At 2 p.m., Enrile called then Vice Chief of Staff Lt. Gen. Fidel V. Ramos. “Are you with us?” JPE asked Eddie. “I am with you all the way,” the latter assured.

It was not until late in the evening that Saturday that Ramos actually joined the rebellion at Camp Aguinaldo. He had contacted his loyal PC-INP commanders, like Rene de Villa in Bicol, and Rodrigo Gutang in Cagayan de Oro and found to his dismay no troops could be readily sent to Manila to reinforce Enrile’s men, then numbering less than 50, undermanned and under-armed.

Corazon Cojuangco Aquino learned about the brewing rebellion at 4 p.m. Saturday in Cebu. She led a destabilization and boycott rally there. I was there. I was covering the protest rally. After hearing about rumors of the defection, I went to the Mactan airport to book a flight to Manila. I landed in Manila shortly after 9 p.m. With Boy del Mundo of then UPI, I took a taxi to Camp Aguinaldo.

I was surprised to find the camp commander welcoming us with open arms. Enrile and Gringo had no troops at that time. Enrile had made a deal with Marcos—No shooting on the first night. Also, foreign correspondents were to be allowed inside Camp Aguinaldo.

Inside the Defense Ministry headquarters, Enrile and Ramos were giving an extended press conference.
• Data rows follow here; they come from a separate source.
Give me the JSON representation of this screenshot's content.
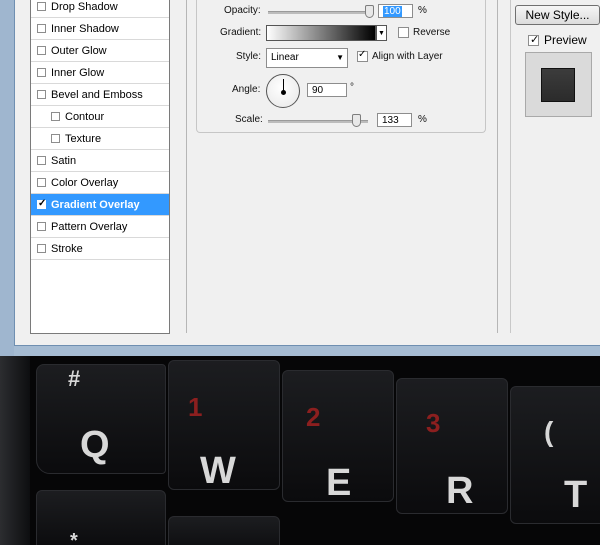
{
  "layer_styles": {
    "items": [
      {
        "label": "Drop Shadow",
        "checked": false,
        "selected": false,
        "sub": false
      },
      {
        "label": "Inner Shadow",
        "checked": false,
        "selected": false,
        "sub": false
      },
      {
        "label": "Outer Glow",
        "checked": false,
        "selected": false,
        "sub": false
      },
      {
        "label": "Inner Glow",
        "checked": false,
        "selected": false,
        "sub": false
      },
      {
        "label": "Bevel and Emboss",
        "checked": false,
        "selected": false,
        "sub": false
      },
      {
        "label": "Contour",
        "checked": false,
        "selected": false,
        "sub": true
      },
      {
        "label": "Texture",
        "checked": false,
        "selected": false,
        "sub": true
      },
      {
        "label": "Satin",
        "checked": false,
        "selected": false,
        "sub": false
      },
      {
        "label": "Color Overlay",
        "checked": false,
        "selected": false,
        "sub": false
      },
      {
        "label": "Gradient Overlay",
        "checked": true,
        "selected": true,
        "sub": false
      },
      {
        "label": "Pattern Overlay",
        "checked": false,
        "selected": false,
        "sub": false
      },
      {
        "label": "Stroke",
        "checked": false,
        "selected": false,
        "sub": false
      }
    ]
  },
  "gradient_overlay": {
    "opacity_label": "Opacity:",
    "opacity_value": "100",
    "opacity_unit": "%",
    "gradient_label": "Gradient:",
    "reverse_label": "Reverse",
    "reverse_checked": false,
    "style_label": "Style:",
    "style_value": "Linear",
    "align_label": "Align with Layer",
    "align_checked": true,
    "angle_label": "Angle:",
    "angle_value": "90",
    "angle_unit": "°",
    "scale_label": "Scale:",
    "scale_value": "133",
    "scale_unit": "%",
    "gradient_colors": [
      "#ffffff",
      "#000000"
    ]
  },
  "right_panel": {
    "new_style_label": "New Style...",
    "preview_label": "Preview",
    "preview_checked": true
  },
  "keyboard": {
    "keys": [
      {
        "letter": "Q",
        "symbol": "#",
        "number": ""
      },
      {
        "letter": "W",
        "symbol": "",
        "number": "1"
      },
      {
        "letter": "E",
        "symbol": "",
        "number": "2"
      },
      {
        "letter": "R",
        "symbol": "",
        "number": "3"
      },
      {
        "letter": "T",
        "symbol": "(",
        "number": ""
      }
    ],
    "bottom_symbol": "*"
  },
  "colors": {
    "selection": "#3399ff",
    "key_number": "#8c1f1f",
    "key_letter": "#d8d8d8"
  }
}
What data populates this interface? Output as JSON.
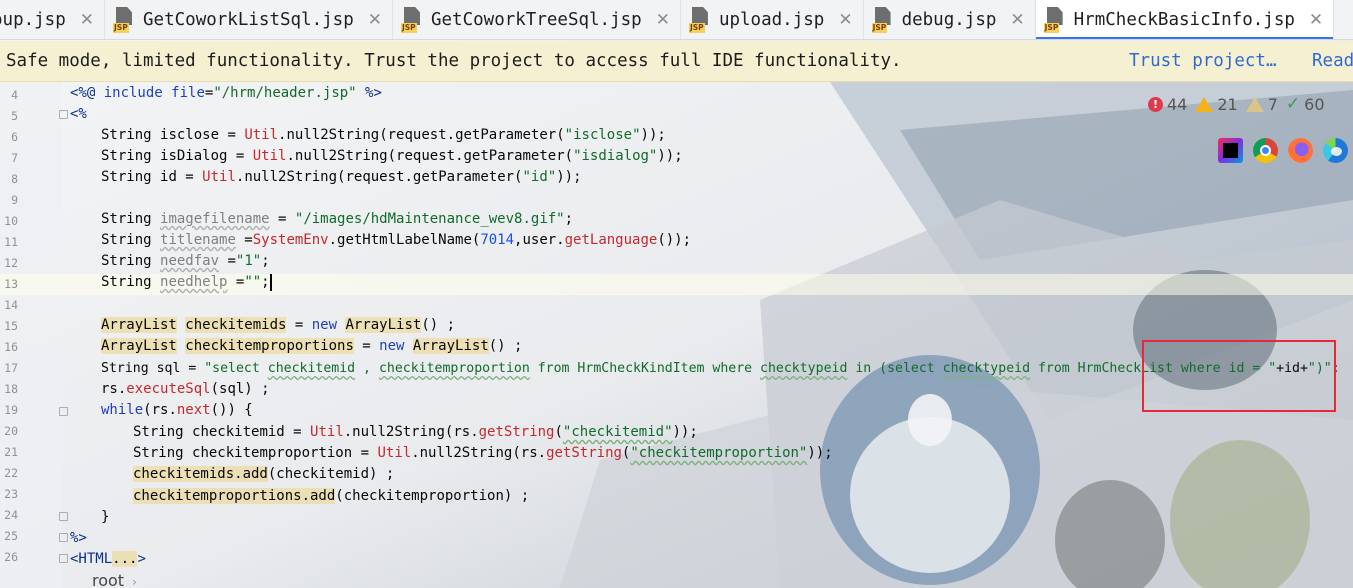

I Asked if Cory Aquino called them up, Enrile said yes. “What can I do for you?” she asked. “Nothing, just pray,” Enrile replied.

Marcos won the snap election of 1986

A recount of the votes, by Namfrel, after Cory took over, showed Marcos was the real winner of the February 1986 snap election, not by two million votes, as canvassed by the Batasan, but by 800,000 votes as recounted by Namfrel.  In the Comelec official count, Marcos won the reelection by a margin of 1.7 million votes over Cory.

The wily strongman was surprised by the propaganda tactics of the anti-Marcos forces.  The wives of the RAM boys led the Feb. 21, 1986 walkout at the Tabulation Center that was counting the votes in the 1986 snap elections.

Today, as the country prepares to choose the successor to Rodrigo Duterte, Ferdinand “Bongbong” Marcos Jr. leads nearly all surveys, with 50 to 62% of possible votes.   His nearest rival, Vice President Leni Robredo, is behind with just 15 to 20% of the vote.

But as in EDSA I, EDSA II, and EDSA III, victory does not always go to the winner in the electoral count.

There is the military to reckon with.  And officers with the mien and mettle of Colonel Querubin’s caliber to make the crucial decisions that change history’s course.